Größte Hürde sei die Sprache, bestätigte Manfred Wichmann, Berufsschullehrer an der Europaberufsschule Weiden. Er koordiniert dort die Flüchtlingsklassen, in denen Jugendliche und junge Erwachsene zwischen 16 und 21 Jahren ihre Berufsschulpflicht erfüllen. Derzeit sind es in Weiden 78 Schüler aus 15 Nationalitäten in vier Klassen.

Schwierig sei das unterschiedliche Niveau in der Sprache. So seien zwar einige der Flüchtlinge in der Heimat in höhere Bildungsstätten gegangen, andere hätten noch nie eine Schule besucht.

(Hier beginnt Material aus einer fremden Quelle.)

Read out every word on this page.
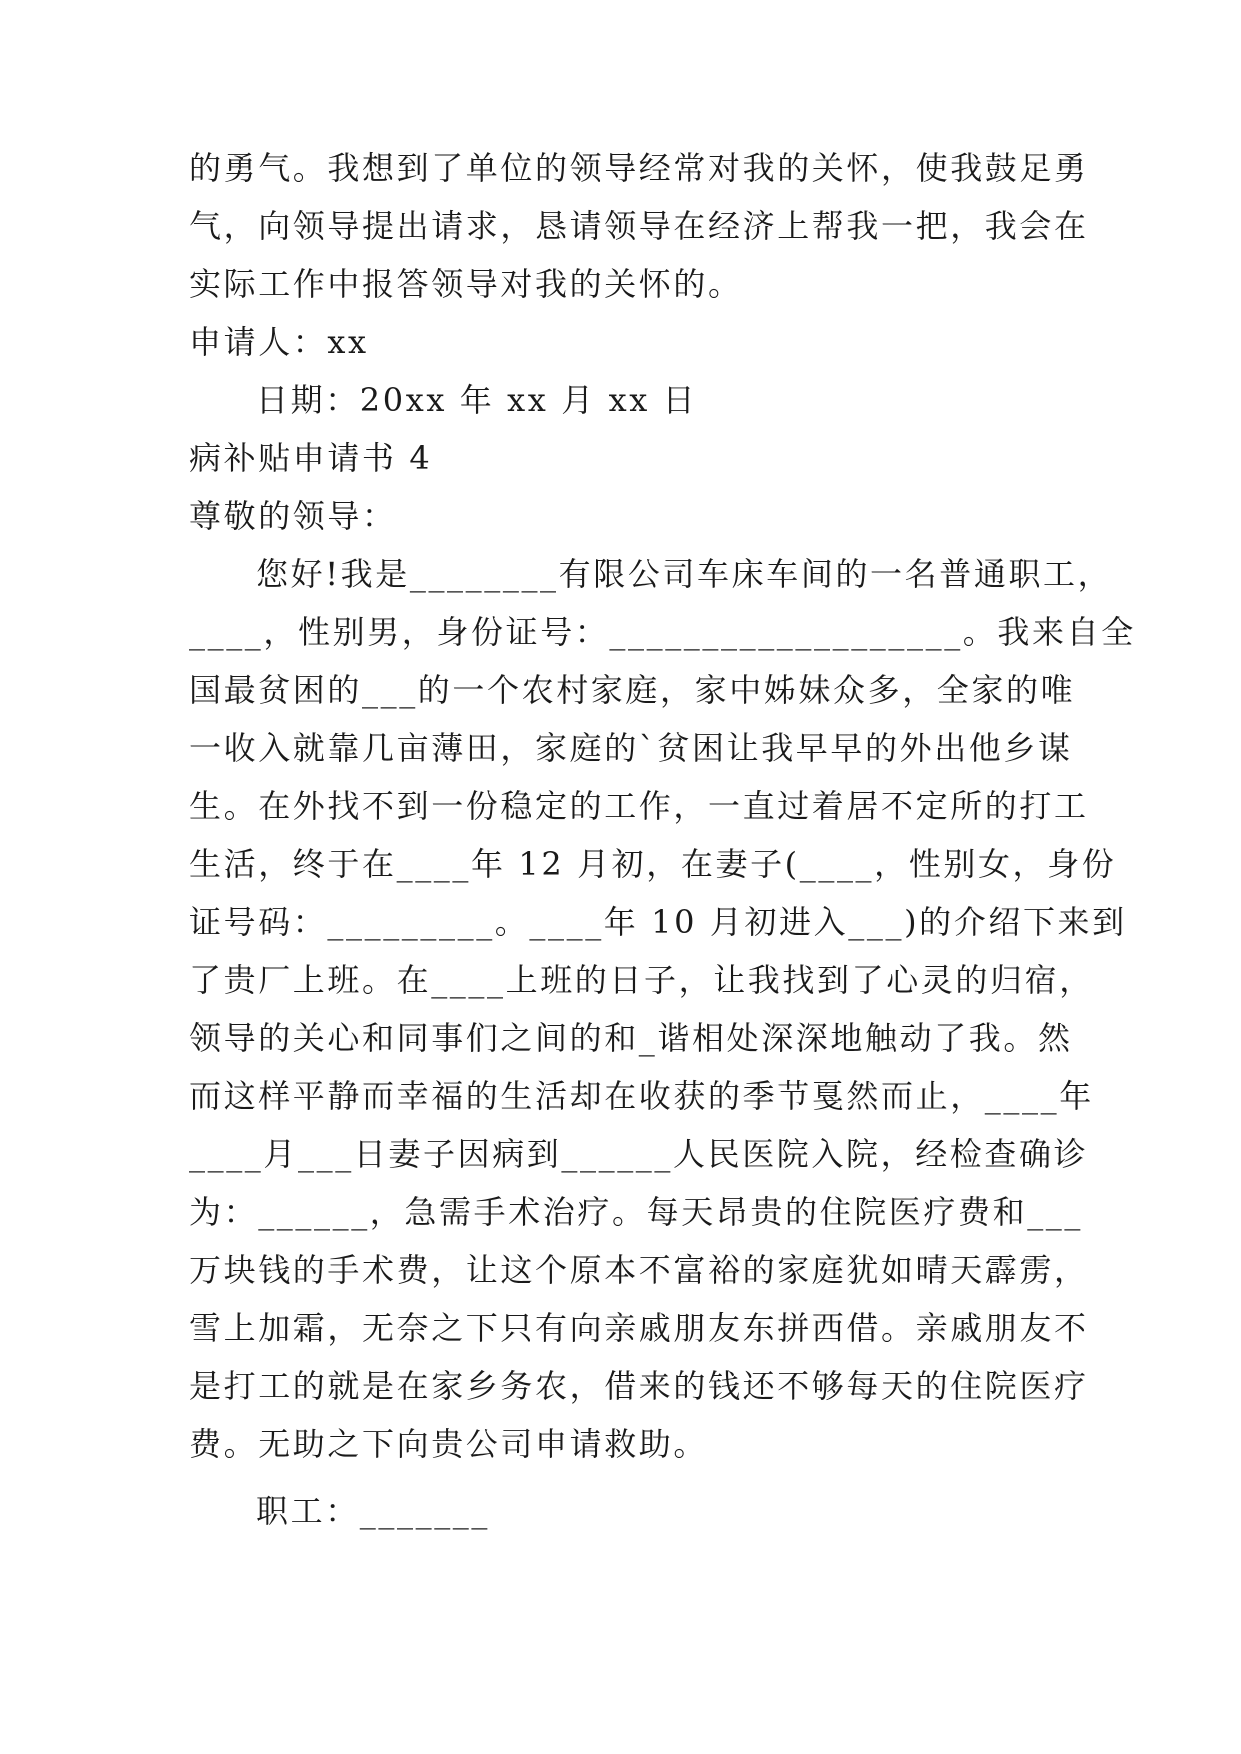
的勇气。我想到了单位的领导经常对我的关怀，使我鼓足勇
气，向领导提出请求，恳请领导在经济上帮我一把，我会在
实际工作中报答领导对我的关怀的。
申请人：xx
日期：20xx 年 xx 月 xx 日
病补贴申请书 4
尊敬的领导：
您好!我是________有限公司车床车间的一名普通职工，
____，性别男，身份证号：___________________。我来自全
国最贫困的___的一个农村家庭，家中姊妹众多，全家的唯
一收入就靠几亩薄田，家庭的`贫困让我早早的外出他乡谋
生。在外找不到一份稳定的工作，一直过着居不定所的打工
生活，终于在____年 12 月初，在妻子(____，性别女，身份
证号码：_________。____年 10 月初进入___)的介绍下来到
了贵厂上班。在____上班的日子，让我找到了心灵的归宿，
领导的关心和同事们之间的和_谐相处深深地触动了我。然
而这样平静而幸福的生活却在收获的季节戛然而止，____年
____月___日妻子因病到______人民医院入院，经检查确诊
为：______，急需手术治疗。每天昂贵的住院医疗费和___
万块钱的手术费，让这个原本不富裕的家庭犹如晴天霹雳，
雪上加霜，无奈之下只有向亲戚朋友东拼西借。亲戚朋友不
是打工的就是在家乡务农，借来的钱还不够每天的住院医疗
费。无助之下向贵公司申请救助。
职工：_______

"Alle Schüler der Flüchtlingsklassen sind sehr dankbar für einen Schulbesuch", berichtet Wichmann. "Am liebsten würden sie auch in den Ferien zur Schule gehen." Allerdings dürfen sie nur zwei Jahre hier lernen. Im Gegensatz zu Deutschen, bei denen es drei Jahre sind. Betrachte man die Sprachkenntnisse, so erscheine dies zu wenig.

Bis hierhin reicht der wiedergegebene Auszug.